Branch is a valuable addition because he can do both: he can play two gaps, or he can slot into an under front as a one-gap player. Before his signing, the Bills' two defensive linemen locked in for a large amount of playing time - Marcell Dareus and Kyle Williams - profiled best as one-gap players. In fact, Williams is purely a one-gap player; the team will be in trouble if he's ever asked to play two gaps on a consistent basis. Dareus is capable of playing two gaps, but that wastes his natural athletic ability. Now, Dareus (and Branch, and perhaps Alex Carrington, though he's also better as a penetrator) can line up in a two-gap alignment, and they're capable of playing that system - which, at minimum, will help Pettine disguise looks.
Remember the hybrid defense adage we discussed after the Manny Lawson signing: if a player isn't elite, he'd better be versatile.
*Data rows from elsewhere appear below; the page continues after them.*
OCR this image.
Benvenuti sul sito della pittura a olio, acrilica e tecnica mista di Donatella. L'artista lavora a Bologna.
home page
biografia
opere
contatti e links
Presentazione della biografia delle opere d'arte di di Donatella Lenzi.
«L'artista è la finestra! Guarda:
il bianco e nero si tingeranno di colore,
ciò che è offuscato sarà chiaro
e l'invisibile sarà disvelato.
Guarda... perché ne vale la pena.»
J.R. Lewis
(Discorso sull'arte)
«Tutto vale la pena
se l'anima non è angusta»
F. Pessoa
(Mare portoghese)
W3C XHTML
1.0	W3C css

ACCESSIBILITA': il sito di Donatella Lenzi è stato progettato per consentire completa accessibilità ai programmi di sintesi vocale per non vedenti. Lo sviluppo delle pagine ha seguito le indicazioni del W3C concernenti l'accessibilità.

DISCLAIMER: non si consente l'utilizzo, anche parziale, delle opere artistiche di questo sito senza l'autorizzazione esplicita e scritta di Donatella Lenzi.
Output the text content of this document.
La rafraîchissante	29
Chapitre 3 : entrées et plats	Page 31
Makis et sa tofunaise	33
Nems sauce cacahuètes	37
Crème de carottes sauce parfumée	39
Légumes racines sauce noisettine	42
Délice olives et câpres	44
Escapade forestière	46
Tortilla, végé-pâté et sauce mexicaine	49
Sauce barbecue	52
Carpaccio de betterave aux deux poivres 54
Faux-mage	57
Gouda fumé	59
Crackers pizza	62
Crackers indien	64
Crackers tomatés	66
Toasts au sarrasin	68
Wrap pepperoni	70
Like Lawson, Branch is certainly not elite - but he is versatile, capable of playing one (off-shoulder from blocker) or two (on the blocker's nose) gaps, and allowing the Bills to more freely move around its more talented defensive linemen, especially on run downs, where Branch will likely get most of his playing time. That, friends, is why Branch was a target for the Bills, and why he was a sensible signing - even before we get to the idea that he might actually help the Bills play better against the run.